Rojas Frank, Hernandez Sharia, Lazcano Rossana, Laberiano-Fernandez Caddie, Parra Edwin Roger
Department of Translational Molecular Pathology, The University of Texas MD Anderson Cancer Center, Houston, TX, United States.
Front Oncol. 2022 Jun 27;12:889886. doi: 10.3389/fonc.2022.889886. eCollection 2022.
A robust understanding of the tumor immune environment has important implications for cancer diagnosis, prognosis, research, and immunotherapy. Traditionally, immunohistochemistry (IHC) has been regarded as the standard method for detecting proteins , but this technique allows for the evaluation of only one cell marker per tissue sample at a time. However, multiplexed imaging technologies enable the multiparametric analysis of a tissue section at the same time. Also, through the curation of specific antibody panels, these technologies enable researchers to study the cell subpopulations within a single immunological cell group. Thus, multiplexed imaging gives investigators the opportunity to better understand tumor cells, immune cells, and the interactions between them. In the multiplexed imaging technology workflow, once the protocol for a tumor immune micro environment study has been defined, histological slides are digitized to produce high-resolution images in which regions of interest are selected for the interrogation of simultaneously expressed immunomarkers (including those co-expressed by the same cell) by using an image analysis software and algorithm. Most currently available image analysis software packages use similar machine learning approaches in which tissue segmentation first defines the different components that make up the regions of interest and cell segmentation, then defines the different parameters, such as the nucleus and cytoplasm, that the software must utilize to segment single cells. Image analysis tools have driven dramatic evolution in the field of digital pathology over the past several decades and provided the data necessary for translational research and the discovery of new therapeutic targets.
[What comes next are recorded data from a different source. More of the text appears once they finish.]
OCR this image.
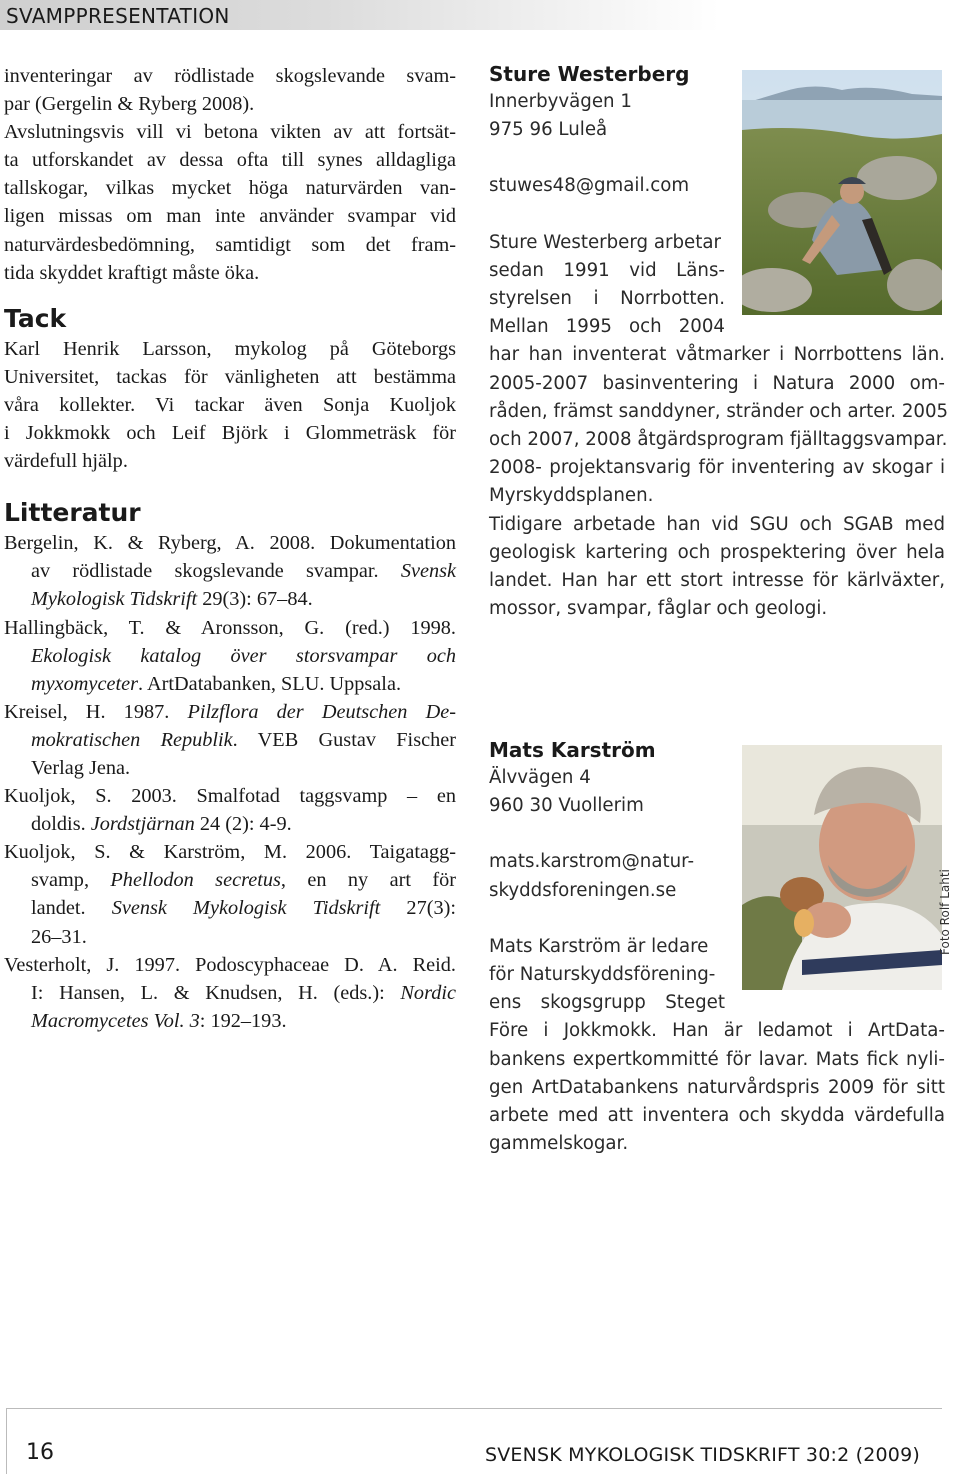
SVAMPPRESENTATION

inventeringar av rödlistade skogslevande svam-
par (Gergelin & Ryberg 2008).
Avslutningsvis vill vi betona vikten av att fortsät-
ta utforskandet av dessa ofta till synes alldagliga
tallskogar, vilkas mycket höga naturvärden van-
ligen missas om man inte använder svampar vid
naturvärdesbedömning, samtidigt som det fram-
tida skyddet kraftigt måste öka.

Tack

Karl Henrik Larsson, mykolog på Göteborgs
Universitet, tackas för vänligheten att bestämma
våra kollekter. Vi tackar även Sonja Kuoljok
i Jokkmokk och Leif Björk i Glommeträsk för
värdefull hjälp.

Litteratur
Bergelin, K. & Ryberg, A. 2008. Dokumentation
av rödlistade skogslevande svampar. Svensk
Mykologisk Tidskrift 29(3): 67–84.
Hallingbäck, T. & Aronsson, G. (red.) 1998.
Ekologisk katalog över storsvampar och
myxomyceter. ArtDatabanken, SLU. Uppsala.
Kreisel, H. 1987. Pilzflora der Deutschen De-
mokratischen Republik. VEB Gustav Fischer
Verlag Jena.
Kuoljok, S. 2003. Smalfotad taggsvamp – en
doldis. Jordstjärnan 24 (2): 4-9.
Kuoljok, S. & Karström, M. 2006. Taigatagg-
svamp, Phellodon secretus, en ny art för
landet. Svensk Mykologisk Tidskrift 27(3):
26–31.
Vesterholt, J. 1997. Podoscyphaceae D. A. Reid.
I: Hansen, L. & Knudsen, H. (eds.): Nordic
Macromycetes Vol. 3: 192–193.

Sture Westerberg

Innerbyvägen 1

975 96 Luleå

stuwes48@gmail.com

Sture Westerberg arbetar
sedan 1991 vid Läns-
styrelsen i Norrbotten.
Mellan 1995 och 2004
har han inventerat våtmarker i Norrbottens län.
2005-2007 basinventering i Natura 2000 om-
råden, främst sanddyner, stränder och arter. 2005
och 2007, 2008 åtgärdsprogram fjälltaggsvampar.
2008- projektansvarig för inventering av skogar i
Myrskyddsplanen.
Tidigare arbetade han vid SGU och SGAB med
geologisk kartering och prospektering över hela
landet. Han har ett stort intresse för kärlväxter,
mossor, svampar, fåglar och geologi.

Mats Karström

Älvvägen 4

960 30 Vuollerim

mats.karstrom@natur-
skyddsforeningen.se
Mats Karström är ledare
för Naturskyddsförening-
ens skogsgrupp Steget
Före i Jokkmokk. Han är ledamot i ArtData-
bankens expertkommitté för lavar. Mats fick nyli-
gen ArtDatabankens naturvårdspris 2009 för sitt
arbete med att inventera och skydda värdefulla
gammelskogar.
Foto Rolf Lahti
16	SVENSK MYKOLOGISK TIDSKRIFT 30:2 (2009)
The next step in the growth of digital pathology is optimization and standardization of the different tasks in cancer research, including image analysis algorithm creation, to increase the amount of data generated and their accuracy in a short time as described herein. The aim of this review is to describe this process, including an image analysis algorithm creation for multiplex immunofluorescence analysis, as an essential part of the optimization and standardization of the different processes in cancer research, to increase the amount of data generated and their accuracy in a short time.
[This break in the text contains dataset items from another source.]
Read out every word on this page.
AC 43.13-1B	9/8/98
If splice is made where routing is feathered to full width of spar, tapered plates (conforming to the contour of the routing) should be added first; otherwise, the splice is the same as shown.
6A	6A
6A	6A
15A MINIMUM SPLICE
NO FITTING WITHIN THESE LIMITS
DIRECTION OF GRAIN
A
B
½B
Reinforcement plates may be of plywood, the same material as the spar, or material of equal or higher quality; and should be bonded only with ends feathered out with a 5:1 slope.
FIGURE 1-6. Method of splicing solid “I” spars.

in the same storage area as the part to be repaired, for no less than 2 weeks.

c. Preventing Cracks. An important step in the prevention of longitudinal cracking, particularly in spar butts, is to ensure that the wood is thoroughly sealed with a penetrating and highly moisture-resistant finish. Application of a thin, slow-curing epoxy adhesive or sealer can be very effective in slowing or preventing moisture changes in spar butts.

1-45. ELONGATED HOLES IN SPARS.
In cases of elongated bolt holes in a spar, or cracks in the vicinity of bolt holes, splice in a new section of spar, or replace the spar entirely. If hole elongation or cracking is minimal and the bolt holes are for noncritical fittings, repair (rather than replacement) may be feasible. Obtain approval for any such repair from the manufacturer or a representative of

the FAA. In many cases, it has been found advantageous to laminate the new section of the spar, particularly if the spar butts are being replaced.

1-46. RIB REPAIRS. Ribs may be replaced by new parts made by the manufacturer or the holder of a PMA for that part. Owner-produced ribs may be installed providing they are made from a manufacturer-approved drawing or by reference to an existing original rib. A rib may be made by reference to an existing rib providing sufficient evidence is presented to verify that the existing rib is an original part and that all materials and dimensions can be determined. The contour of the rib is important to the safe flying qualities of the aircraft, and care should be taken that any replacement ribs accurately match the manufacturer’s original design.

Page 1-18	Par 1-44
深入了解肿瘤免疫环境对癌症诊断、预后、研究及免疫治疗具有重要意义。传统上,免疫组织化学(IHC)一直被视为检测蛋白质的标准方法,但该技术每次只能对一个组织样本中的一种细胞标志物进行评估。然而,多重成像技术能够同时对组织切片进行多参数分析。此外,通过精心设计特定的抗体组合,这些技术使研究人员能够研究单个免疫细胞群体内的细胞亚群。因此,多重成像为研究人员提供了更好地了解肿瘤细胞、免疫细胞及其相互作用的机会。在多重成像技术工作流程中,一旦确定了肿瘤免疫微环境研究的方案,就将组织学切片数字化以生成高分辨率图像,然后使用图像分析软件和算法选择感兴趣区域,用于同时检测表达的免疫标志物(包括同一细胞共表达的标志物)。目前大多数可用的图像分析软件包都使用类似的机器学习方法,其中组织分割首先定义构成感兴趣区域的不同成分,细胞分割则定义软件分割单个细胞时必须利用的不同参数,如细胞核和细胞质。在过去几十年中,图像分析工具推动了数字病理学领域的巨大发展,并为转化研究和发现新的治疗靶点提供了必要的数据。数字病理学发展的下一步是优化和标准化癌症研究中的不同任务,包括创建图像分析算法,以在短时间内增加生成的数据量及其准确性,如本文所述。本综述的目的是描述这一过程,包括创建用于多重免疫荧光分析的图像分析算法,作为癌症研究中不同过程优化和标准化的重要组成部分,以在短时间内增加生成的数据量及其准确性。